III. Les Vertus Cardinales de cette Méthode
Cette approche garantit cinq avantages décisifs : rapidité d’exécution ( trente jours versus une année d’atermoiements) ; légitimité démocratique ( consultation massive à chaque étape) ; qualité substantielle ( benchmarking international, expertise multidisciplinaire, révisions itératives) ; transparence intégrale ( chaque des 5 phases publiques , diffusée, documentée) ; responsabilité assumée (livrables concrets hebdomadaires, jalons mesurables).
Une Freedom of Information Act n’est point de la science spatiale. Plus de cent vingt-cinq nations l’ont adoptée. La Suède en 1766, le Mexique en 2003, l’Inde en 2005. Maurice, dotée d’un 60-0 inédit, aurait pu décréter la législation la plus progressiste de l’océan Indien en un mois. Trois cent soixante-cinq jours plus tard : le néant.
IV. Une Méthode Applicable à Toute Réforme
Cette méthode agile aurait pu s’appliquer à l’ensemble du programme gouvernemental : Plan Maurice 2040, lutte contre la drogue, combat contre la corruption, développement de nouveaux piliers économiques. Chaque projet, selon le même schéma, aurait pu aboutir en quatre à six semaines. Maurice aurait pu devenir un laboratoire de gouvernance agile. Mais ceci fera l’objet d’un prochain éditorial.
V. Le Raz-de-Marée qui s’est Échoué
Un an après le triomphe électoral, le constat s’impose : ce gouvernement ne sait pas accélérer.
Le problème ne tient point au manque de ressources. Avec soixante députés et zéro opposition, il dispose d’une puissance inédite. Il ne procède point de l’incompétence intellectuelle. Maurice regorge de talents. Le problème est méthodologique.
Nos dirigeants fonctionnent selon les canons d’un siècle révolu : bureaucratie léthargique, consultations sans fin, comités proliférants, rapports dormants. Pendant ce temps, le secteur privé livre en semaines, les gouvernements modernes pratiquent l’agilité, les start-ups disruptent en mois. Maurice demeure prisonnière d’un immobilisme travesti en prudence.

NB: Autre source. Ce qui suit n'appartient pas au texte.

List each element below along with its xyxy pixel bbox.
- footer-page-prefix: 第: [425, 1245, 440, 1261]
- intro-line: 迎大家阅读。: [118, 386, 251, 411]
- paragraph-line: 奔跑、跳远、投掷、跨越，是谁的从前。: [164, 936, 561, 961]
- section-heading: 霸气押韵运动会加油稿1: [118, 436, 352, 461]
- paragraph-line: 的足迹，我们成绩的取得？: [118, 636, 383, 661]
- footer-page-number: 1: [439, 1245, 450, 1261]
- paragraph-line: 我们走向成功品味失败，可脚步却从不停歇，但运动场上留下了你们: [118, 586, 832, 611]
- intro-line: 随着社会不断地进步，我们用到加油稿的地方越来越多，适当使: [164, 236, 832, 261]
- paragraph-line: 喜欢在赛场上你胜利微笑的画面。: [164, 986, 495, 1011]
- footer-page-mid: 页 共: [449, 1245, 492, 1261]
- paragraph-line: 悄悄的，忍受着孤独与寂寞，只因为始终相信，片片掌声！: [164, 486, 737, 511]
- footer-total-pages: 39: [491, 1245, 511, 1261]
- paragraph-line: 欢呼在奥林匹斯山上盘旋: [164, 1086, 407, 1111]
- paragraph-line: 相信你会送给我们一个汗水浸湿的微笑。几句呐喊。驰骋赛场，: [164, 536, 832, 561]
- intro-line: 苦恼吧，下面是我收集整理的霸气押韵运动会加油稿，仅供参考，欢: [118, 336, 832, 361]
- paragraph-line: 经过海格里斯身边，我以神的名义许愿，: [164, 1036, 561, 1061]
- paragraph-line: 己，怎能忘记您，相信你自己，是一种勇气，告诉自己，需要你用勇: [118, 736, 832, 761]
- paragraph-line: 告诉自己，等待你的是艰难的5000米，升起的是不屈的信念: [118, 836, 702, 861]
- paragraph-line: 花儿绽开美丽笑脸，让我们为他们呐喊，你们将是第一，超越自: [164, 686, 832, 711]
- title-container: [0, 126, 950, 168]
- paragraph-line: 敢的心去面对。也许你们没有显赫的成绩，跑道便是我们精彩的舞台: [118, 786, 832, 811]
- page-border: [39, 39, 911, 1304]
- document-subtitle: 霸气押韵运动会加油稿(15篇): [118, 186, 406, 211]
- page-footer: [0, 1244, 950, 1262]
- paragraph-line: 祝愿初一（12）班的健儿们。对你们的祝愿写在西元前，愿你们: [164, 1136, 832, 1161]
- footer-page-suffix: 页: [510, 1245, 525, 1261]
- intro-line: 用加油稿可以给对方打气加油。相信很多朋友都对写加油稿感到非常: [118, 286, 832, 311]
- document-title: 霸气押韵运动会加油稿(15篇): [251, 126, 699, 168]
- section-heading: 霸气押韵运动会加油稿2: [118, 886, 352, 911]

Le 60-0 nous avait promis un sprint. Nous avons hérité d’une sieste prolongée.
Une Freedom of Information Act aurait pu être promulguée en trente jours. Un an plus tard, elle demeure “en préparation” – formule qui, en français administratif mauricien, signifie “aux calendes grecques”.

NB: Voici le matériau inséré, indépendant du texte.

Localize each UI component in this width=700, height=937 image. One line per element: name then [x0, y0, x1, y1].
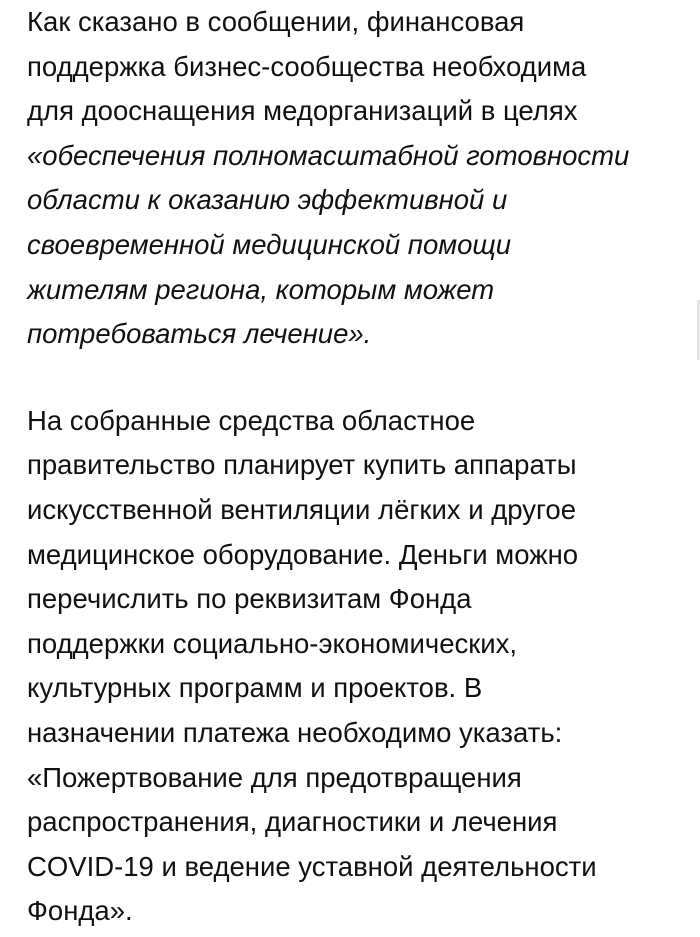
paragraph-2-line: искусственной вентиляции лёгких и другое [27, 493, 576, 525]
paragraph-2-line: COVID-19 и ведение уставной деятельности [27, 850, 597, 882]
paragraph-1 [27, 0, 693, 357]
paragraph-1-quote-line: «обеспечения полномасштабной готовности [27, 139, 630, 171]
paragraph-2-line: назначении платежа необходимо указать: [27, 716, 563, 748]
paragraph-2-line: Фонда». [27, 895, 133, 927]
paragraph-1-quote-line: жителям региона, которым может [27, 273, 495, 305]
paragraph-2-line: «Пожертвование для предотвращения [27, 761, 522, 793]
paragraph-1-line: поддержка бизнес-сообщества необходима [27, 50, 587, 82]
paragraph-1-quote-line: области к оказанию эффективной и [27, 184, 508, 216]
paragraph-2-line: культурных программ и проектов. В [27, 672, 483, 704]
article-body [27, 0, 693, 934]
paragraph-2-line: перечислить по реквизитам Фонда [27, 583, 472, 615]
paragraph-1-line: Как сказано в сообщении, финансовая [27, 6, 525, 37]
paragraph-1-line: для дооснащения медорганизаций в целях [27, 95, 578, 127]
paragraph-2-line: поддержки социально-экономических, [27, 627, 518, 659]
paragraph-2-line: На собранные средства областное [27, 404, 476, 436]
paragraph-2-line: медицинское оборудование. Деньги можно [27, 538, 579, 570]
paragraph-2-line: правительство планирует купить аппараты [27, 449, 577, 481]
paragraph-1-quote-line: своевременной медицинской помощи [27, 228, 512, 260]
paragraph-1-quote-line: потребоваться лечение». [27, 318, 372, 350]
paragraph-2-line: распространения, диагностики и лечения [27, 806, 558, 838]
paragraph-2 [27, 399, 693, 934]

La question n’est plus de savoir si nos gouvernants possèdent la volonté d’agir. La question, plus fondamentale, est de déterminer s’ils maîtrisent les méthodes qui permettent de convertir la volonté en réalisation.
Et si la réponse devait être négative, deux voies seulement s’offrent : apprendre sans délai ces méthodes qui font ailleurs la différence, ou laisser la place à ceux qui les maîtrisent.
Le peuple mauricien mérite mieux que des engagements éternellement “en préparation”. Il mérite un gouvernement qui sait faire, et qui fait vite. Le 10 novembre 2024, les électeurs ont donné tous les instruments de la transformation. Le 10 novembre 2025, force est de constater que ces instruments demeurent inutilisés.
Dans un an, lors du deuxième anniversaire, quelle sera l’addition ? Trente projets de loi adoptés par méthode agile, ou trente nouveaux projets “en préparation” ?
L’histoire jugera. Elle juge toujours.